Gregory Maxwell wrote:
There is the simple fact that Kaltura is flash based, which the Foundation should have well known to establish as a deal breaker form day one, since that has been the outcome of all previous discussions on the matter. Though that isn't really much of a criticism of Kaltura itself, though it's a solid reason why it should not be used on Wikimedia sites.
When I was asked for feedback on a potential agreement to look at Kaltura's video editor thing, I pointed out that a purely Flash-based tool would never be acceptable to us.
1) Adobe Flash supports *only* patent-encumbered video and audio formats (eg MP3, FLV, H.264), and *no* royalty-free formats (eg Vorbis, Theora). As a matter of policy we can't require people to use patent-encumbered formats, and it remains a matter of debate whether we wish to (or can) use automated transcoding to provide both patent-free and patented formats.
2) Adobe Flash itself is non-free software, so we can't as a matter of policy require people to have it to access things on the site.
3) Free alternatives (Gnash etc) are still playing catch-up; at a minimum, any Flash tool we support *must* work with the current version of Gnash.
This cleanly nixed any kind of agreement with them where we might look at their tool as it stands today.
As a result, the requirement for compatibility with Ogg Theora and Gnash was made. Since their software isn't anywhere *near* that level of compatibility, we have no interest at all in it today.
If and when they reach it, we'll be happy to take a look at it, and we're happy to encourage them to reach that goal.
That's our only obligation.
Now, the issue of dual formats (patented and patent-free formats side-by-side as compatibility alternates) remains open. There have been discussions at the board level, which as far as I know have yet to reach a conclusion.
What we can say for sure is that if a firm decision is made to forbid even compatibility-alternate use of patented formats, this would nix our ability to even consider a Flash/Gnash-based video tool.
A tool which supported *only* Vorbis/Theora on Gnash would not work on Adobe Flash, which would make it useless for what, 99.9% of the web population?
If the decision is made to allow patented and patent-free formats to sit side by side as compatiblity alternates, then we might still be interested in Flash-based tools, as we could support both Adobe Flash and free Gnash (which as it improves is likely to be more often supported out of the box on various Linux distros).
Of course Flash remains a proprietary format; the open authoring tools have required reverse-engineering the format and opcodes. There's no standardization, no official specs or compatibility profiles. We can expect Adobe to keep adding in more proprietary things, and the free tools can continue to play catch-up.
So we still have to look at Flash suspciously as a matter of trade-offs.
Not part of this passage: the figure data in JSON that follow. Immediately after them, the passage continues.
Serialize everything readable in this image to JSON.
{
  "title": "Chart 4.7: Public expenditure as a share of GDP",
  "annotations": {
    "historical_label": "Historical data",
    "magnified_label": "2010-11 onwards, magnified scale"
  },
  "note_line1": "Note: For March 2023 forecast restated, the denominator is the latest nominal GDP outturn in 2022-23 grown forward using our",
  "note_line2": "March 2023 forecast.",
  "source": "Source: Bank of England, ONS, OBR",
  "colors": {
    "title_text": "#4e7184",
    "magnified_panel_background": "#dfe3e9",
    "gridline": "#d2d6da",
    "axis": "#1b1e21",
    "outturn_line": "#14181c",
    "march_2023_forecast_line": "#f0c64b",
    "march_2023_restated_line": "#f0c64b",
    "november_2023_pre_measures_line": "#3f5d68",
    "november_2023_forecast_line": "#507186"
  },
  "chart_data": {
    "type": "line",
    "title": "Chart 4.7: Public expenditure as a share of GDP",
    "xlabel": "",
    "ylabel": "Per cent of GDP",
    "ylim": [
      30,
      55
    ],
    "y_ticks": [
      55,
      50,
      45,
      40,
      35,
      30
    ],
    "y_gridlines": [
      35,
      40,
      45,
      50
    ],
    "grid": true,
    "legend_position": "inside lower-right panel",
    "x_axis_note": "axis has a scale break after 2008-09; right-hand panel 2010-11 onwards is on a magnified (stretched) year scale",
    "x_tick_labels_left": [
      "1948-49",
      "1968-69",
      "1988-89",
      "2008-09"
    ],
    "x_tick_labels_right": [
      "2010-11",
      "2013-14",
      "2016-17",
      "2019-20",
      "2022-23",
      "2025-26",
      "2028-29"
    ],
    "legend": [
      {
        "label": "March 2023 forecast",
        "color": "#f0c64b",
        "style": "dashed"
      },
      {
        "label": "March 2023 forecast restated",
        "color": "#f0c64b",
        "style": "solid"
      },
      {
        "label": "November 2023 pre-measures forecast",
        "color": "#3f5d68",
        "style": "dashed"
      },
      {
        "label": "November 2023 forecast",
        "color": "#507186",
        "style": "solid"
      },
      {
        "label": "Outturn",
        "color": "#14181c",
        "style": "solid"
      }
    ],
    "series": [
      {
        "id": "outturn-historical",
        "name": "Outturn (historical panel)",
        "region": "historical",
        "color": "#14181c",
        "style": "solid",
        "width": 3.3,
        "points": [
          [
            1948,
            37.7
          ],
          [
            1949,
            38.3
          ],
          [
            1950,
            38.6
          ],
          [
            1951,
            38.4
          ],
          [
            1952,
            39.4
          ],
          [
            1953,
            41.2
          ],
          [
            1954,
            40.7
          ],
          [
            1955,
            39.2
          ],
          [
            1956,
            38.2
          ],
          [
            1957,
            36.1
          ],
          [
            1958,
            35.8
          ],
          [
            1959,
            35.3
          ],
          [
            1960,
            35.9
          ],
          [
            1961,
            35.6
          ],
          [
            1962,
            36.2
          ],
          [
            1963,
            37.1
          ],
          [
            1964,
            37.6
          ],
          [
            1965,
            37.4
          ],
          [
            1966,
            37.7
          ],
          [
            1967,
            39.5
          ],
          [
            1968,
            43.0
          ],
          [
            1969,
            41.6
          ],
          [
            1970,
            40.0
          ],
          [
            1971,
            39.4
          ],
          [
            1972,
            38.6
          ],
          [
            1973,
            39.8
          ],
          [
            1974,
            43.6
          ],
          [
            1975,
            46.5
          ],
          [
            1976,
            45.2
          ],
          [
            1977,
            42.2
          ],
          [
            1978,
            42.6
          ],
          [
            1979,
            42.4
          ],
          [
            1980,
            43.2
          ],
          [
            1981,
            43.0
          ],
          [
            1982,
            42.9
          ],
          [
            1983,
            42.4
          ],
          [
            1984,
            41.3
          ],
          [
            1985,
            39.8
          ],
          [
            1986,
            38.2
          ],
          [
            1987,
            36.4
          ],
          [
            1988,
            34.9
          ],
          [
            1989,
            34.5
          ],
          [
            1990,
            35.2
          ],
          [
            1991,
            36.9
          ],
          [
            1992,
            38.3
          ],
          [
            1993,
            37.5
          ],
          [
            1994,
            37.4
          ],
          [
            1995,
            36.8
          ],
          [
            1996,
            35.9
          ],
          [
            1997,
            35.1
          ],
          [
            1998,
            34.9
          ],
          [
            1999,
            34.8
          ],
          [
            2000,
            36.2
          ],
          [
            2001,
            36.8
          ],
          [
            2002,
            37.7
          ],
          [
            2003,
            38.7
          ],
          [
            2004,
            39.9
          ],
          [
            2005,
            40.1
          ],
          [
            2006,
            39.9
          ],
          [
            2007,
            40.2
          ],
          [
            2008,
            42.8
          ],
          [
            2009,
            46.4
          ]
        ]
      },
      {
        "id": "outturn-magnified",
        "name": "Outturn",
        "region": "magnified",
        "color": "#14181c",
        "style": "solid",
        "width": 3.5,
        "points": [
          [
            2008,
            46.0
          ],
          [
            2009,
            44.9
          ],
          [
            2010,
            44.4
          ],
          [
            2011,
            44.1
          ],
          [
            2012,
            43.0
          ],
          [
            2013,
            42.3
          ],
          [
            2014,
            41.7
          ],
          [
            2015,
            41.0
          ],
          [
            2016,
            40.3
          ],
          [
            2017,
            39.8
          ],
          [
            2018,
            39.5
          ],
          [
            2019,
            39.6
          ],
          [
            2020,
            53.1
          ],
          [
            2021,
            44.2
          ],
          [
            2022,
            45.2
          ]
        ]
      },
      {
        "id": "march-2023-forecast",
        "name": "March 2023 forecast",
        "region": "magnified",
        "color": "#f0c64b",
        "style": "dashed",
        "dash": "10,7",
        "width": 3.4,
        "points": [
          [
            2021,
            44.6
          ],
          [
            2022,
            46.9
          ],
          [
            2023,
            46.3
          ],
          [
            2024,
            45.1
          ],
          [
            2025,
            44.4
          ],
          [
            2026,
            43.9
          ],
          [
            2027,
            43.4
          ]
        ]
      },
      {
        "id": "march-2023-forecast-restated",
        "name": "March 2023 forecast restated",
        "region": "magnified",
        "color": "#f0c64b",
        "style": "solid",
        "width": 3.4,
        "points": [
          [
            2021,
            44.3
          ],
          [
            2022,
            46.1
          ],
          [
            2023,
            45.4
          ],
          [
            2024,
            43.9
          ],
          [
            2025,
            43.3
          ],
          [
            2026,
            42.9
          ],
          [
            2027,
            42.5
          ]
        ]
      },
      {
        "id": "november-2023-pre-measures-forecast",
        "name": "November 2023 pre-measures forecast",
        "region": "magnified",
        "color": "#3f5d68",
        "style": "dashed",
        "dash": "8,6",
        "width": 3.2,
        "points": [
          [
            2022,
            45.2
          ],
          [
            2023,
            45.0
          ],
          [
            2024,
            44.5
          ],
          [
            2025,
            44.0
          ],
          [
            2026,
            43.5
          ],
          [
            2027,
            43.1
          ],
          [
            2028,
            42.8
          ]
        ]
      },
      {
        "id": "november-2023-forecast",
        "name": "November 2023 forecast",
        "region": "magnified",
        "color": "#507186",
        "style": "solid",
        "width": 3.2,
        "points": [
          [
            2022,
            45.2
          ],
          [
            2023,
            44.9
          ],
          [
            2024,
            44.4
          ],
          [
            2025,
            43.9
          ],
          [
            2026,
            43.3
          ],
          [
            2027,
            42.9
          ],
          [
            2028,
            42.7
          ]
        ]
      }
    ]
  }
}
The good thing is that it has some nice capabilities and it's *very* widely installed. The bad is that it's not an open standard, free alternatives are still limited, and we have the patent issues on video and audio codecs used.
So we certainly have no intention of abandoning other projects. We're supporting MetaVid with SVN hosting already, and we'll be happy to do what we can for anybody else working on awesome things.
*Especially* awesome things built on open standards and patent-free codecs.